Paperback, 208 pages, 5.5x8.25, English
by Gavin Douglas
CD included in the book
Music in Mainland Southeast Asia is one of several case-study volumes that can be used along with Thinking Musically, the core book in the Global Music Series. Thinking Musically incorporates music from many diverse cultures and establishes the framework for exploring the practice of music around the world. It sets the stage for an array of case-study volumes, each of which focuses on a single area of the world. Each case study uses the contemporary musical situation as a point of departure, covering historical information and traditions as they relate to the present.
Mainland Southeast Asia is a culturally diverse and musically intriguing area, yet the ethnomusicological record lacks coverage of many of its musical and cultural traditions. Placing the music of this region within a social, cultural, and historical context, Music in Mainland Southeast Asia is the first brief, stand-alone volume to profile the under-represented musical traditions of Burma, Cambodia, Thailand, and Vietnam. It also contains the first introduction to Burmese music ever presented in a music textbook. Hmong music, especially qeej, is also included in this book.
Drawing on his extensive fieldwork, author Gavin Douglas frames this survey of Southeast Asian music within three key themes: music and diversity, music and political turmoil, and music and globalization.
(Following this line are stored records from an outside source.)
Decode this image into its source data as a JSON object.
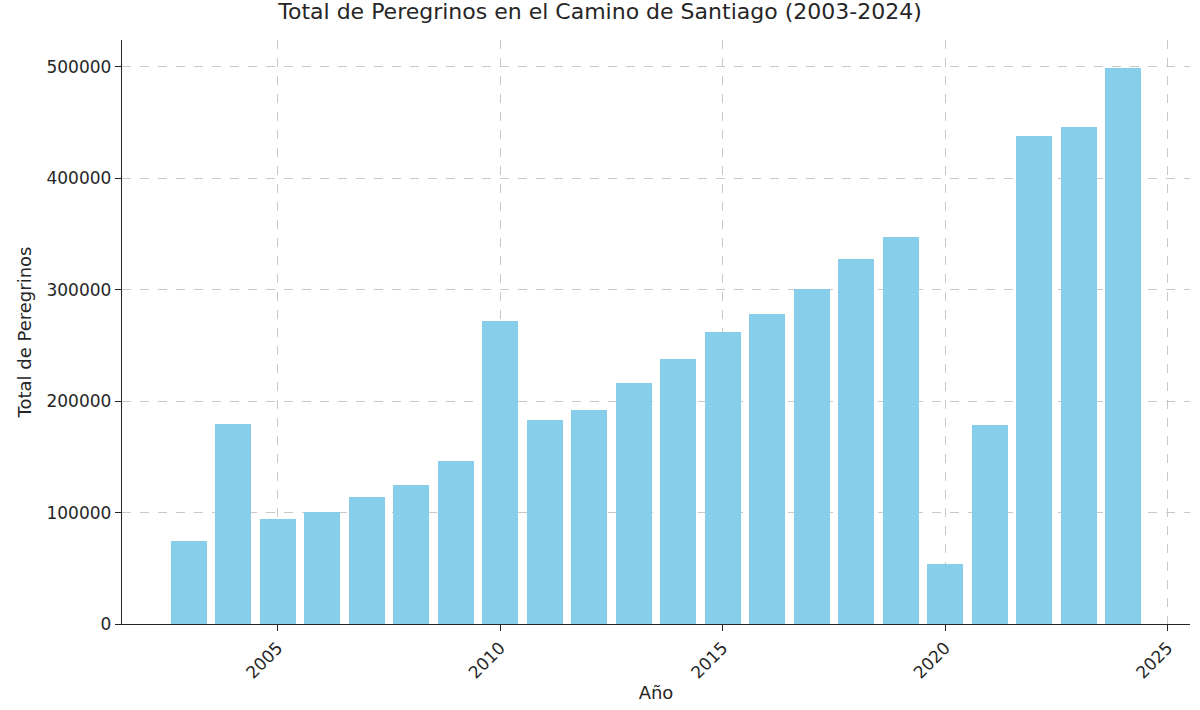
{
  "chart_data": {
    "type": "bar",
    "title": "Total de Peregrinos en el Camino de Santiago (2003-2024)",
    "xlabel": "Año",
    "ylabel": "Total de Peregrinos",
    "x": [
      2003,
      2004,
      2005,
      2006,
      2007,
      2008,
      2009,
      2010,
      2011,
      2012,
      2013,
      2014,
      2015,
      2016,
      2017,
      2018,
      2019,
      2020,
      2021,
      2022,
      2023,
      2024
    ],
    "values": [
      74614,
      179944,
      93924,
      100377,
      114026,
      125141,
      145877,
      272135,
      183366,
      192488,
      215880,
      237886,
      262516,
      277915,
      301036,
      327378,
      347578,
      54144,
      178912,
      438182,
      446035,
      499239
    ],
    "color": "#87ceeb",
    "xlim": [
      2001.5,
      2025.5
    ],
    "xticks": [
      2005,
      2010,
      2015,
      2020,
      2025
    ],
    "ylim": [
      0,
      524201
    ],
    "yticks": [
      0,
      100000,
      200000,
      300000,
      400000,
      500000
    ],
    "grid": true
  }
}
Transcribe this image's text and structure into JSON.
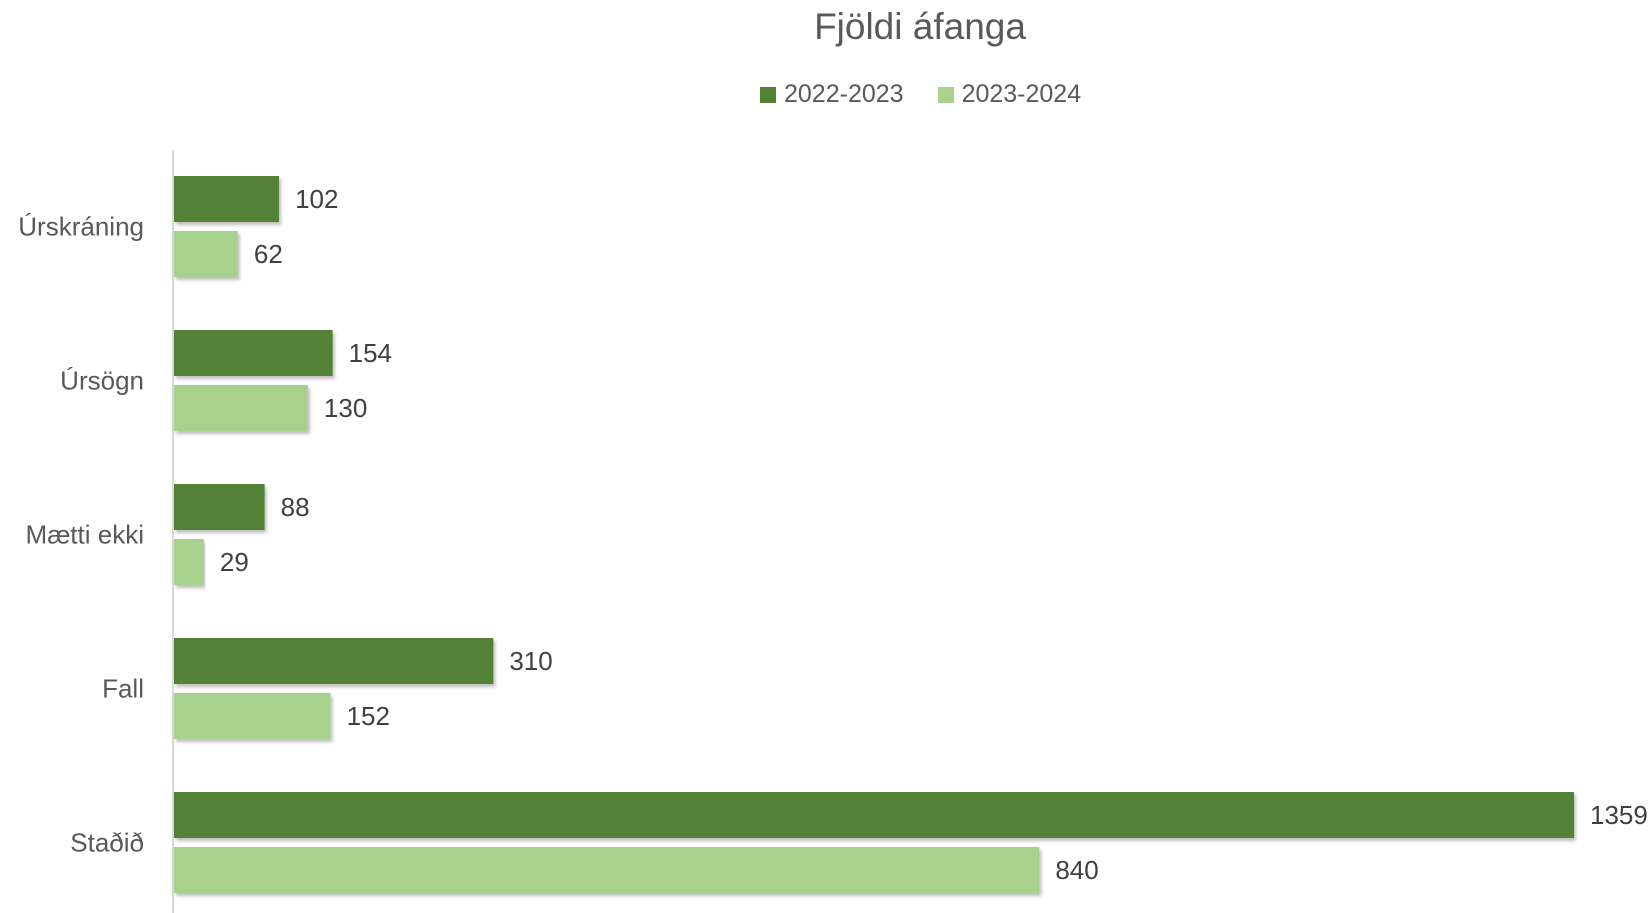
{
  "chart_data": {
    "type": "bar",
    "orientation": "horizontal",
    "title": "Fjöldi áfanga",
    "categories": [
      "Úrskráning",
      "Úrsögn",
      "Mætti ekki",
      "Fall",
      "Staðið"
    ],
    "series": [
      {
        "name": "2022-2023",
        "values": [
          102,
          154,
          88,
          310,
          1359
        ],
        "color": "#538135"
      },
      {
        "name": "2023-2024",
        "values": [
          62,
          130,
          29,
          152,
          840
        ],
        "color": "#a9d18e"
      }
    ],
    "legend_position": "top",
    "xlim": [
      0,
      1359
    ],
    "grid": false,
    "data_labels": true
  }
}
Each theme lends itself to a discussion of the region's classical musical traditions, folk traditions, and contemporary developments. Uniquely focusing on the people who practice these musical traditions--rather than the locales from which the traditions originate--the text also follows individuals out of their native lands and into diasporic communities throughout the world. A vibrant, thorough introduction, Music in Mainland Southeast Asia is ideal for introductory undergraduate courses in world music or ethnomusicology and for upper-level courses in Southeast Asian music or Southeast Asian culture. Packaged with a 70-minute CD containing musical examples, the text features numerous listening activities that actively engage students with the music and the themes. The companion website includes supplementary materials for instructors.
Gavin Douglas is Associate Professor of Ethnomusicology at The University of North Carolina at Greensboro. He has conducted research throughout mainland Southeast Asia with particular attention to Burma/Myanmar and has published his findings in numerous articles and encyclopedia entries. In addition to writing about music he plays guitar, Irish flute, and Burmese harp.